Figure 5 : Classement des variétés de triticale selon leur résistance au risque DON (F. graminearum) - échelle 2020/2021
Classement des variétés de triticale selon leur résistance au risque DON (F. graminearum) - échelle 2020/2021

Pour le blé dur

Figure 6 : Grille d’évaluation sur blé dur du risque d'accumulation de déoxynivalénol (DON) dans le grain
Grille d’évaluation sur blé dur du risque d'accumulation de déoxynivalénol (DON) dans le grain

Recommandations
► Risque a : le risque est minimum et présage d’une bonne qualité sanitaire du grain vis-à-vis de la teneur en DON.

► Risques b et c : le risque peut être encore minimisé en choisissant une variété moins sensible ou en améliorant la finesse de broyage des résidus du précédent.

► Risques d, e et f : nous vous conseillons de modifier le système de culture pour revenir à un niveau de risque inférieur. Modifier votre rotation ou labourer sont les solutions techniques les plus efficaces et qui doivent être considérées avant toute autre. A défaut, réaliser un broyage complémentaire du broyage sous bec et une incorporation rapide des éléments fins après récolte.
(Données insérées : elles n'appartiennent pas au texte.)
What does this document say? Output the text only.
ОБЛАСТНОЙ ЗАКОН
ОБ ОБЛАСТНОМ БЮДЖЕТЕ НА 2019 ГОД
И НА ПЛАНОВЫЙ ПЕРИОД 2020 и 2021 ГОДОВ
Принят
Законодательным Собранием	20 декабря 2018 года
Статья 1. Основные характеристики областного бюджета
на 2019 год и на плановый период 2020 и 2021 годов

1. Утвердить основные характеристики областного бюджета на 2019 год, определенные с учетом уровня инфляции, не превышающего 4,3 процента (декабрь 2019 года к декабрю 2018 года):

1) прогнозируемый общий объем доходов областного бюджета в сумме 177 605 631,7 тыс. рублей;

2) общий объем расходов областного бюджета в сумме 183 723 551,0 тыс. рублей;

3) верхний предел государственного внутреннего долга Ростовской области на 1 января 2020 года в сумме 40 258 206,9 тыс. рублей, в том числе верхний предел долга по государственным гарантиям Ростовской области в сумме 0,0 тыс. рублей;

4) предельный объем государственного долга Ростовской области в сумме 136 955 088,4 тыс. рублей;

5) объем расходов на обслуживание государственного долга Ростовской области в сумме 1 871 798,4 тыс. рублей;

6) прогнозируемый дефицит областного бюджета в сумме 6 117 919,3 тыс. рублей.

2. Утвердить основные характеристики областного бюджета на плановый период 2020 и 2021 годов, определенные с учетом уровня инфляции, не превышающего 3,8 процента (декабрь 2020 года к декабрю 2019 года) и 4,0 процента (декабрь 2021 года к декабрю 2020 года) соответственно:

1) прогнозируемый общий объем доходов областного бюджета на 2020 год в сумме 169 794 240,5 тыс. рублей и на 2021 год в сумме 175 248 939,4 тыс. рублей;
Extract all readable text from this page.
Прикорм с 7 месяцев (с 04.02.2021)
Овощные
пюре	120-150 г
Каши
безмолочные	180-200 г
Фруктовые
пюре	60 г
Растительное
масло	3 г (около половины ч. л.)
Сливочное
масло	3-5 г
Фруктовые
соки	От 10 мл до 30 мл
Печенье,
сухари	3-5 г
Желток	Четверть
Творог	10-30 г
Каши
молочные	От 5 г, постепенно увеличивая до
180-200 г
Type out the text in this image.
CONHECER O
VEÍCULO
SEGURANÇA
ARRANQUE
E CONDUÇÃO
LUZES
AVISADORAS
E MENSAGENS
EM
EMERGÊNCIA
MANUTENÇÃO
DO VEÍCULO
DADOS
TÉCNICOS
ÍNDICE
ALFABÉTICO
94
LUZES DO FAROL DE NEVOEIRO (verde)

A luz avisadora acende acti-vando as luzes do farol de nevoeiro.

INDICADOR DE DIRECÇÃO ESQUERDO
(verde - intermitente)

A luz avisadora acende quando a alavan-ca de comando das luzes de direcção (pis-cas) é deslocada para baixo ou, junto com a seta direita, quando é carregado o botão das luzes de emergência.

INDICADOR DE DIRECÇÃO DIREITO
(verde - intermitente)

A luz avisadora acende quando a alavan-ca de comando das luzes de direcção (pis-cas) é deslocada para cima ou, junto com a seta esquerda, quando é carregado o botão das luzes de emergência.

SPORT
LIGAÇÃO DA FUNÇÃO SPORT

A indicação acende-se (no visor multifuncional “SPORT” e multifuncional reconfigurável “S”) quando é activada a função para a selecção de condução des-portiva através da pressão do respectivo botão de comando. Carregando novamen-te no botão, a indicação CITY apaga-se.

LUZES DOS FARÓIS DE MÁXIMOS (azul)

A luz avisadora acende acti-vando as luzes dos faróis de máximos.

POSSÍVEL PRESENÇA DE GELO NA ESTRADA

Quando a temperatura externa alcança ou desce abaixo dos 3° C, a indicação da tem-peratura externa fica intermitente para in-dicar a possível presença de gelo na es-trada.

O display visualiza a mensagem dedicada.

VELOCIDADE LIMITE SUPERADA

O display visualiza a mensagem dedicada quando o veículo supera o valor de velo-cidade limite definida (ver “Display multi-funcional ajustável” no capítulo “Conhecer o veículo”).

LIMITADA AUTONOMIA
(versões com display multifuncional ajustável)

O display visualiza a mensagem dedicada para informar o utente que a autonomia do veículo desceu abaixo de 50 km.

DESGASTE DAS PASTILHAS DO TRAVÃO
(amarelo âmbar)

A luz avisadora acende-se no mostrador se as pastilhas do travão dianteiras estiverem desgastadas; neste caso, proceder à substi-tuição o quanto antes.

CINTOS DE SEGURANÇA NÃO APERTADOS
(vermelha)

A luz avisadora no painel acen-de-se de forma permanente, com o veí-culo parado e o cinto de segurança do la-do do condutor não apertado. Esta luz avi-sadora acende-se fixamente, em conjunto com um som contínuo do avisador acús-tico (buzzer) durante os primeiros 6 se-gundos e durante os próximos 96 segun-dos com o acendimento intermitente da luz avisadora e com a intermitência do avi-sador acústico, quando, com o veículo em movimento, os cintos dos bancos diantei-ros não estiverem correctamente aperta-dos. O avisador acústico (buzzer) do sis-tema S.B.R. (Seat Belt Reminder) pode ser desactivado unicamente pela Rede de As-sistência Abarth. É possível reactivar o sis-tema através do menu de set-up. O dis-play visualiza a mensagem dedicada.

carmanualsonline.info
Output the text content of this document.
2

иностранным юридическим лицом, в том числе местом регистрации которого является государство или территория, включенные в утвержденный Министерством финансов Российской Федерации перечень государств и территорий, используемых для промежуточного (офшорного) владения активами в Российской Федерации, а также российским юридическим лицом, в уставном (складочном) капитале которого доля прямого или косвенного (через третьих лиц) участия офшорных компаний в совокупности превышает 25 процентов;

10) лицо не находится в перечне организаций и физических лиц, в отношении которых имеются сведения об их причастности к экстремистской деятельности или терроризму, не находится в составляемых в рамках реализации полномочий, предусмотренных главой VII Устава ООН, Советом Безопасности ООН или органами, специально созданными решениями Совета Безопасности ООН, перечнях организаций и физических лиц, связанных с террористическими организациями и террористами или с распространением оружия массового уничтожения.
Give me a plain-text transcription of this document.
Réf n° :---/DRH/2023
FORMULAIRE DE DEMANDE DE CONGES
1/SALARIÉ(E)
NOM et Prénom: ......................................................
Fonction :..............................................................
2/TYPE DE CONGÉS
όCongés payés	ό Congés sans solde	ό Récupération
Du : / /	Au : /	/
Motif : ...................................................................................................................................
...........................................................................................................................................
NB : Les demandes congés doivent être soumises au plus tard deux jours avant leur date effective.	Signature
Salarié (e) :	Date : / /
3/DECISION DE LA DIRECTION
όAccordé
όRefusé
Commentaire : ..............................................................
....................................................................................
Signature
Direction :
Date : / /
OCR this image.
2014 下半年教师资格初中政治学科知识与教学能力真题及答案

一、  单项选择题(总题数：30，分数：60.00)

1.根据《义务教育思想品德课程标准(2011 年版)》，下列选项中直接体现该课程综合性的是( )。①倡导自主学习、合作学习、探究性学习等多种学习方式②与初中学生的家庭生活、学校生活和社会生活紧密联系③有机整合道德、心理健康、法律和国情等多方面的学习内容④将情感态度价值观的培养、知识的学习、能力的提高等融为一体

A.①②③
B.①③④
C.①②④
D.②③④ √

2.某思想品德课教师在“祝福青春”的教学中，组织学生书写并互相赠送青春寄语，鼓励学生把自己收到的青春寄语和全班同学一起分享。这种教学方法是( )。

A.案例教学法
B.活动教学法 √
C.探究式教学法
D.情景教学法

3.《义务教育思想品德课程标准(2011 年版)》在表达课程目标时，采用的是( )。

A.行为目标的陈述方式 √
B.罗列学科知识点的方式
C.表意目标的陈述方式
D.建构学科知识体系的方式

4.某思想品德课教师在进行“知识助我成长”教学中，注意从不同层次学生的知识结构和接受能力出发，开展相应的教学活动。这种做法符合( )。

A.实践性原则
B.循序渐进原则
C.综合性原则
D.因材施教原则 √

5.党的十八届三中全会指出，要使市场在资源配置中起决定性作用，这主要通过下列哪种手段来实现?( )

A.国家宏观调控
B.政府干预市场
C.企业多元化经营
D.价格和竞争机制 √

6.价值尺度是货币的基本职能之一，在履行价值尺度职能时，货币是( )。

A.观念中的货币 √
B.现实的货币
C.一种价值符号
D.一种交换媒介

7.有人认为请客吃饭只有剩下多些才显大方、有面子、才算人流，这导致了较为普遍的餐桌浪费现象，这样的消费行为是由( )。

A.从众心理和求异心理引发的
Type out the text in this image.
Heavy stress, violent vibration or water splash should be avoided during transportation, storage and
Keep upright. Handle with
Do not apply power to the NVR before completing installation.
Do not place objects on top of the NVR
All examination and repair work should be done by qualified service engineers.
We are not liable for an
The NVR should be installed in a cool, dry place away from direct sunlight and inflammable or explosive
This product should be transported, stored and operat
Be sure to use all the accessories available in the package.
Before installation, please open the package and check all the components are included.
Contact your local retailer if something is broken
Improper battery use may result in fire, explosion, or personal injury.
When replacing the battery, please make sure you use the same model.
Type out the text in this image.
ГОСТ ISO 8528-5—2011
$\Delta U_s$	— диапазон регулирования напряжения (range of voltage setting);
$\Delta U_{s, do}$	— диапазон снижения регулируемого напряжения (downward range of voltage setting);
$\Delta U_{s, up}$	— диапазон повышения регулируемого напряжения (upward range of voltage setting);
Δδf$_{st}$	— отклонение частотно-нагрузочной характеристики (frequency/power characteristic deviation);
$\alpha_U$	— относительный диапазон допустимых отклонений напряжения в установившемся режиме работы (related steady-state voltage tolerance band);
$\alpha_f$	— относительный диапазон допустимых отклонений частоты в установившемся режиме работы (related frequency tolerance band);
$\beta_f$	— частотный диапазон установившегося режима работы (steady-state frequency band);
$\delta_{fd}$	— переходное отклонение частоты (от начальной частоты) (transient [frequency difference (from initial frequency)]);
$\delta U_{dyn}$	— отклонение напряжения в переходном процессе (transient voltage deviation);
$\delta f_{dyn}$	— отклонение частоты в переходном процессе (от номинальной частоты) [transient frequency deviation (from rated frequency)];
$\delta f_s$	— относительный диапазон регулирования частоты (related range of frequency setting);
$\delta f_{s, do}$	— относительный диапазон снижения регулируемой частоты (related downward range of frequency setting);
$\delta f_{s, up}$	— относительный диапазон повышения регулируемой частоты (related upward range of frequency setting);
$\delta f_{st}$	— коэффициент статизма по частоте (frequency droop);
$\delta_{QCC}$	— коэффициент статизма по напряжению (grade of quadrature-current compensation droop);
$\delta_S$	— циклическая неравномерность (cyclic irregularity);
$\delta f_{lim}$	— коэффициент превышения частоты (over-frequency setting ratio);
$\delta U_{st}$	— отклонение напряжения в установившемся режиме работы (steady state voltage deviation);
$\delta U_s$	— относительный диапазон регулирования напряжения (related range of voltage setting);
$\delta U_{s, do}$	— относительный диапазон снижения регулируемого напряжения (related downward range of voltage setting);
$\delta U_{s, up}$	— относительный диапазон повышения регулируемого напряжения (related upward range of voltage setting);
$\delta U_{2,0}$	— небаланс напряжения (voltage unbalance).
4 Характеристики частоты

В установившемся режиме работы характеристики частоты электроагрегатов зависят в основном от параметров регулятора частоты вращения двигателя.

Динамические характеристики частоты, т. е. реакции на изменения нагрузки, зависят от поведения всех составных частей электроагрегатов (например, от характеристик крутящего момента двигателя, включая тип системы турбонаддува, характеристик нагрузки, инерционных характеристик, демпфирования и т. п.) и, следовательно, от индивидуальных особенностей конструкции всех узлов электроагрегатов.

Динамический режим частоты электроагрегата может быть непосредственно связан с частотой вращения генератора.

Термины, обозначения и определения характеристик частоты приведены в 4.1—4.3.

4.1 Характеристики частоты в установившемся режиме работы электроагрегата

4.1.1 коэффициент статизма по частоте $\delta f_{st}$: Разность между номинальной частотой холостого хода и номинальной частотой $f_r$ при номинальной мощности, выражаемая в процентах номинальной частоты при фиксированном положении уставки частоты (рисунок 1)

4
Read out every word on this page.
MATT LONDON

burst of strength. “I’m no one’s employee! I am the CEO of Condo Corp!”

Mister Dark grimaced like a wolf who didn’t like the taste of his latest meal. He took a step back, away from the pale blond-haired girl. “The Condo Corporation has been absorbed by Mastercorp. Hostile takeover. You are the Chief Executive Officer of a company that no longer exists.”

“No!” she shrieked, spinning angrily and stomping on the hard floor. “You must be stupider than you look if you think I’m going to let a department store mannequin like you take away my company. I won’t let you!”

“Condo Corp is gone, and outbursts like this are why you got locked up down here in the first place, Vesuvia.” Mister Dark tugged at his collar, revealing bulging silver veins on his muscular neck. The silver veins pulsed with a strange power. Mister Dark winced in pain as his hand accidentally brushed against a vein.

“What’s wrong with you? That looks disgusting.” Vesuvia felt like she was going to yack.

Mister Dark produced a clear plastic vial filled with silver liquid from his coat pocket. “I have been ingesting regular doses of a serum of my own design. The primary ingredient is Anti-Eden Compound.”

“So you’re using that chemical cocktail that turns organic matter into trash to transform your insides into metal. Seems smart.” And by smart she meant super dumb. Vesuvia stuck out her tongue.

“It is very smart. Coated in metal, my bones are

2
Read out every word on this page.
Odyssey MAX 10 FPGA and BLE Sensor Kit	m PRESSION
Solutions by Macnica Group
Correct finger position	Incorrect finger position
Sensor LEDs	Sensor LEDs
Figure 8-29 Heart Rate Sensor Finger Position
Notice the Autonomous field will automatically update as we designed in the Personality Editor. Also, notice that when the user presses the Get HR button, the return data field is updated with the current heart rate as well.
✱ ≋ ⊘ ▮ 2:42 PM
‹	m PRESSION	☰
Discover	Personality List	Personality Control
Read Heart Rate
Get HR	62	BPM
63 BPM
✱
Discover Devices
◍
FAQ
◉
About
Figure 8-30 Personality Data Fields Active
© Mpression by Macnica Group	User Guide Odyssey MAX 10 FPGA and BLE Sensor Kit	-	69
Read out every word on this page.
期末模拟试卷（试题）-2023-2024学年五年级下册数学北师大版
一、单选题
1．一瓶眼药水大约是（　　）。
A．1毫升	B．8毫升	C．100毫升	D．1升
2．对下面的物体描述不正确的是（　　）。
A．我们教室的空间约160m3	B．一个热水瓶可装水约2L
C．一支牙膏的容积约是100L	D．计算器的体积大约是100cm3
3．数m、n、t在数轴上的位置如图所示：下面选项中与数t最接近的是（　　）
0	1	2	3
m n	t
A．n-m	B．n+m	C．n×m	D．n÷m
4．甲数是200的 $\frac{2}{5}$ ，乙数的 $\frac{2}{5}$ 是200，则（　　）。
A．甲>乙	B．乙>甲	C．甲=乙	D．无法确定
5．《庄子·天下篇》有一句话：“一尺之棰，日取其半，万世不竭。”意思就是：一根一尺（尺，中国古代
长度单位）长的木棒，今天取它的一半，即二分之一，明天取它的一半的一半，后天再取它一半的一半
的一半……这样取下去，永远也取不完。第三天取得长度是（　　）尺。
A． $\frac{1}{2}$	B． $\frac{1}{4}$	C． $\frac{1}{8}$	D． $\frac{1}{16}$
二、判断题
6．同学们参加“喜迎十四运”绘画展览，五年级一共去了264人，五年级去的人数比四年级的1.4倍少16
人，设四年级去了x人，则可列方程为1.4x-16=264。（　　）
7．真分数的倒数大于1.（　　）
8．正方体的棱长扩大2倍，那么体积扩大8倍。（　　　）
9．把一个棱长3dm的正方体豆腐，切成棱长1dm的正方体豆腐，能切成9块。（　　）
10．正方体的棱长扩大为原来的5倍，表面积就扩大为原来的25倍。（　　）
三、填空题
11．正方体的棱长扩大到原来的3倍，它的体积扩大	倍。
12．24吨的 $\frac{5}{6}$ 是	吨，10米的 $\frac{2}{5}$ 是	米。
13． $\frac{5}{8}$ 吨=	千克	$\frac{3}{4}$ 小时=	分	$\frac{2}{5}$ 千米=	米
Figure 7 : Classement des variétés de blé dur selon leur résistance au risque DON – Synthèse pluriannuelle nationale (2005-2020)
Classement des variétés de blé dur selon leur résistance au risque DON – Synthèse pluriannuelle nationale (2005-2020)

Des traitements fongicides partiellement efficaces contre la fusariose

Les traitements fongicides sont un ultime recours mais sont loin d’être totalement efficaces. Ils atteignent dans le meilleur des cas 60 à 70 % d’efficacité. Ces moyens de lutte doivent impérativement être réalisés préventivement (début floraison) avec des doses suffisantes (60 à 80 % de la dose homologuée minimum, selon le produit). Si des symptômes sont visibles, il est trop tard pour traiter.

Parmi les  substances actives les plus efficaces, le prothioconazole est la seule à présenter une grande polyvalence sur les principales espèces du complexe des fusarioses. Elle est généralement proposée sous le nom commercial de Prosaro (ou Piano), Kestrel (ou Onnel) ou Fandango S (Foster).

D’autres spécialités à base de tébuconazole, de bromuconazole ou de metconazole permettent également de lutter efficacement contre F. graminearum, mais présentent un intérêt plus limité sur les espèces du genre Microdochium, il est vrai moins fréquent. Enfin le prochloraze, le methylthiophanate et la dimoxystrobine, utilisés le plus souvent en mélange,  complètent la liste des molécules actives sur ces cibles.